Many genetic disorders, including
cystic fibrosis, sickle cell anemia, and muscular dystrophy, have been linked to
specific mutations within the human genome. Offspring inherit half of their
chromosomes from their biological mother and half of their chromosomes from their
biological father, as shown in the diagram. If one of the parents’ genomes
contains an allele or mutation that is associated with a disease, which is
represented on the green chromosome in the diagram, the allele or mutation may be
passed down to their offspring. When this occurs, as shown in child
two, the offspring may be born with the disease. They could also be healthy at birth
but be at an increased risk of getting the disease later in life.
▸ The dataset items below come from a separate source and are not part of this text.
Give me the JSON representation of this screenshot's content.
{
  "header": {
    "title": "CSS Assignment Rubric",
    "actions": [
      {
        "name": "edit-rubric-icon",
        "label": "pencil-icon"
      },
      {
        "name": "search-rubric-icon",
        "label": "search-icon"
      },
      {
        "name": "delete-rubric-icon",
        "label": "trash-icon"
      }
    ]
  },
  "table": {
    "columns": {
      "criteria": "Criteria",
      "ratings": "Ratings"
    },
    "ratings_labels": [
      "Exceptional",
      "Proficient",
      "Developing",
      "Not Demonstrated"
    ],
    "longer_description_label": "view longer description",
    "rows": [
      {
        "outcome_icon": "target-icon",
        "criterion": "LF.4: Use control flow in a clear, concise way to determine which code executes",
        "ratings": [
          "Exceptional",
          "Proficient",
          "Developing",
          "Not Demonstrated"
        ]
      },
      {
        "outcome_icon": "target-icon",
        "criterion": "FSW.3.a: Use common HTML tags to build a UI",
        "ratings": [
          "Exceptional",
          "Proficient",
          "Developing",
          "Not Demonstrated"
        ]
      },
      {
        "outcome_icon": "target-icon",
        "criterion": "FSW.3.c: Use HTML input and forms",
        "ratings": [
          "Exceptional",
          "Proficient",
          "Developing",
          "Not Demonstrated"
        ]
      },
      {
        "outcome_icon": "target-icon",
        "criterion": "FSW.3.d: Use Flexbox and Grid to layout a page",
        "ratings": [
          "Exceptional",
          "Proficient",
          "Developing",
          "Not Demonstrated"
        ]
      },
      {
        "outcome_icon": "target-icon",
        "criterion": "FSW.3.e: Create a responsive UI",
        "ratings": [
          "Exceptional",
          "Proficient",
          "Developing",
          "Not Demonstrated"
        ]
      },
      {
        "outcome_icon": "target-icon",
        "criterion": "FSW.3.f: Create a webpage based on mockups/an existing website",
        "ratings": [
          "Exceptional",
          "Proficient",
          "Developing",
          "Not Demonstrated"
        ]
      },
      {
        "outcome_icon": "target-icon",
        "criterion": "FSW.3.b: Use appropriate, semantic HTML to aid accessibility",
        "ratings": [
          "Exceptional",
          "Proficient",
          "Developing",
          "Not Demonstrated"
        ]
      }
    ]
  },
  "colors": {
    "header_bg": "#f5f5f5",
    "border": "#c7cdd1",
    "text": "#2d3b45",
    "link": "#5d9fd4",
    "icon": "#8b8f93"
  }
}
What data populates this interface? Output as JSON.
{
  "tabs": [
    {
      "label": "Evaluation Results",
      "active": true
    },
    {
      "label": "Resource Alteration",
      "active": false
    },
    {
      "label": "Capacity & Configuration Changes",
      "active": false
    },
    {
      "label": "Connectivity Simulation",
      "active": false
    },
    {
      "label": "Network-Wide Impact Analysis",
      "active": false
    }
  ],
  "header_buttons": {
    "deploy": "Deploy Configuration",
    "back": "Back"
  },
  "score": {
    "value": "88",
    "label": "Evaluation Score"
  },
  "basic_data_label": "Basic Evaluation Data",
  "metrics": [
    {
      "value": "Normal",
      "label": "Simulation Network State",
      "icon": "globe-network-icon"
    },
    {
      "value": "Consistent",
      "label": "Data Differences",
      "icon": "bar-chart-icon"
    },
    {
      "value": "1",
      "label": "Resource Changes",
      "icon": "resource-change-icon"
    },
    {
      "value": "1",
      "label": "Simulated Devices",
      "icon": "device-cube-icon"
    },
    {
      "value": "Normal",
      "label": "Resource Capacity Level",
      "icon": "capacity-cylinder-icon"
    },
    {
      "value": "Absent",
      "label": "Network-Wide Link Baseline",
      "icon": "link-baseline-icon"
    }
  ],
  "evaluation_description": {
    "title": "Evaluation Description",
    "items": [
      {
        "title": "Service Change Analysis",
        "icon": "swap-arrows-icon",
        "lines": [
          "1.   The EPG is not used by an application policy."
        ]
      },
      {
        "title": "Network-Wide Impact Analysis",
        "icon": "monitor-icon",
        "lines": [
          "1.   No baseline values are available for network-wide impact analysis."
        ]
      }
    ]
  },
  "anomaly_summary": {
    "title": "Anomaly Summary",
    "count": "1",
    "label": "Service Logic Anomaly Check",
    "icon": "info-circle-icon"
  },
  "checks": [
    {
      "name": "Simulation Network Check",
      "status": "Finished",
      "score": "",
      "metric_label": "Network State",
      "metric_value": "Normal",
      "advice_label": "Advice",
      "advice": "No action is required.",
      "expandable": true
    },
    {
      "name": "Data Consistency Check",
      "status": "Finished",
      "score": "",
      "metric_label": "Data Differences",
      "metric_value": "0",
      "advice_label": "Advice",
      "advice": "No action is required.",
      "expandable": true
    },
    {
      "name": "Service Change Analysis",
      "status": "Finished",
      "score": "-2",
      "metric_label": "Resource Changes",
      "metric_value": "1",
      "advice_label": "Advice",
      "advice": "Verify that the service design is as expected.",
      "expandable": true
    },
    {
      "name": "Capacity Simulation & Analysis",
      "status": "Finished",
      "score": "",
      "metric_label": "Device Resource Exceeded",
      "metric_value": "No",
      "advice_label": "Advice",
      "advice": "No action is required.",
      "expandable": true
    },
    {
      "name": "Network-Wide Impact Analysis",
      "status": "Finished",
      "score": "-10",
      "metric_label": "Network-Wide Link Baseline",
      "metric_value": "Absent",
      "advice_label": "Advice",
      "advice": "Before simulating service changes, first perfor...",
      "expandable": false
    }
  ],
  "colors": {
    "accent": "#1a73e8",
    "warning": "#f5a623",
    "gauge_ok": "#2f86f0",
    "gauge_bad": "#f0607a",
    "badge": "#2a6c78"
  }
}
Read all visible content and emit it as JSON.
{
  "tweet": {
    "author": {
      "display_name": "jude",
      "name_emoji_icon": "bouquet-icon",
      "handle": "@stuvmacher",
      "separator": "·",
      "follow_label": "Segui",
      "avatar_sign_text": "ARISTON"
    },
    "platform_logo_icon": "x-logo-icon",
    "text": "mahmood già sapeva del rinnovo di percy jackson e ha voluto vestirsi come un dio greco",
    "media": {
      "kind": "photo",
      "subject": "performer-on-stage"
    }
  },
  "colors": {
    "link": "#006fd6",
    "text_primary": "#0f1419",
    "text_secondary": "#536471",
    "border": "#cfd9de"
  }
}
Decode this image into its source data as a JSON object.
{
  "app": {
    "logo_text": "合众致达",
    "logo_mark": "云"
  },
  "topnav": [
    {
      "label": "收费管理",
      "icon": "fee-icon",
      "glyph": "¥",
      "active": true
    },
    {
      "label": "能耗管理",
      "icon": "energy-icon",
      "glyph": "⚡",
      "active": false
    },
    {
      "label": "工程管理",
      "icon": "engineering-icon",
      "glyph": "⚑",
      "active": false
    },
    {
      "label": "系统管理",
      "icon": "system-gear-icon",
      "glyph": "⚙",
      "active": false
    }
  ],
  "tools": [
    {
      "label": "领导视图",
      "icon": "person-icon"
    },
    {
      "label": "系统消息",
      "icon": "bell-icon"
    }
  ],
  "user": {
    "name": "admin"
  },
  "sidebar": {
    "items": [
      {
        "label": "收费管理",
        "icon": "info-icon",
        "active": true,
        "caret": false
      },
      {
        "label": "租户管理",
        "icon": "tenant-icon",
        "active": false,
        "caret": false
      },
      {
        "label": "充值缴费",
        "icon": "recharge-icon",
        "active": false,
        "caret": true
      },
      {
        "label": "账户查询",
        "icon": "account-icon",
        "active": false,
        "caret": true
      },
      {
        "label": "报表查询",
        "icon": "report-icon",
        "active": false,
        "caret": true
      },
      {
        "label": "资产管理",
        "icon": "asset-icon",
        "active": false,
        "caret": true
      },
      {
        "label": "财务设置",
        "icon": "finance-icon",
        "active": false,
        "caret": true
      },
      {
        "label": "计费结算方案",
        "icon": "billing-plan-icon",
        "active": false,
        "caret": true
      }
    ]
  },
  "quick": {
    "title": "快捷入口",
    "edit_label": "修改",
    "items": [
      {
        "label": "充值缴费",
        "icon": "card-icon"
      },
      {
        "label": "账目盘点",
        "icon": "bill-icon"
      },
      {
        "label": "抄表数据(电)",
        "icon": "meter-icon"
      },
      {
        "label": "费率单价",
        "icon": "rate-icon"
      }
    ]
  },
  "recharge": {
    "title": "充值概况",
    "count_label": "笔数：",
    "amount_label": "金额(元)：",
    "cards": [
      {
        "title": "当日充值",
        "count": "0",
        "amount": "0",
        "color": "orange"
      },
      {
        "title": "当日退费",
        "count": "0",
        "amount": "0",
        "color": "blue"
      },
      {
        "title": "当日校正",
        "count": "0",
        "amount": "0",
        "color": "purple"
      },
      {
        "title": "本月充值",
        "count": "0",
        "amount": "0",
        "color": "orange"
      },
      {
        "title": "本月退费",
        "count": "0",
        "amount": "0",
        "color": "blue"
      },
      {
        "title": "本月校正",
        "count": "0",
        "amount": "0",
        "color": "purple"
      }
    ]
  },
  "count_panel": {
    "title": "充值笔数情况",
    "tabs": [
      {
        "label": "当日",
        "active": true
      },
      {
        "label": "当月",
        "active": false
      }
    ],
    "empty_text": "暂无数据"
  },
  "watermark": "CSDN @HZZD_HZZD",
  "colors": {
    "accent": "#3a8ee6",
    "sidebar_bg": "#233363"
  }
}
Studying the human genome can help
scientists determine the specific mutations that are associated with heritable
diseases. For example, we now know that the
genetic basis of cystic fibrosis is a mutation in the so-called CFTR gene. It can also help them establish
particular alleles that increase the risk of other diseases, as is the case with
Alzheimer’s disease.
Research has shown that having one
or two copies of the 𝜀 four allele of the APOE gene increases a person’s risk of
developing Alzheimer’s disease later in life. Individuals that are considering
having children may choose to have genetic screenings to test for the presence of
such mutations and alleles.
Now let’s return to our
question. The word “best” tells us that more
than one of the answer options could be correct. But we need to find the one that
most completely and accurately explains why an epidemiologist might want to study
the human genome. After reviewing the connection
between particular genetic mutations and alleles and inherited diseases, we can see
that option (D) gives the best explanation. An epidemiologist might want to
study the human genome to determine what genes in humans can cause disease.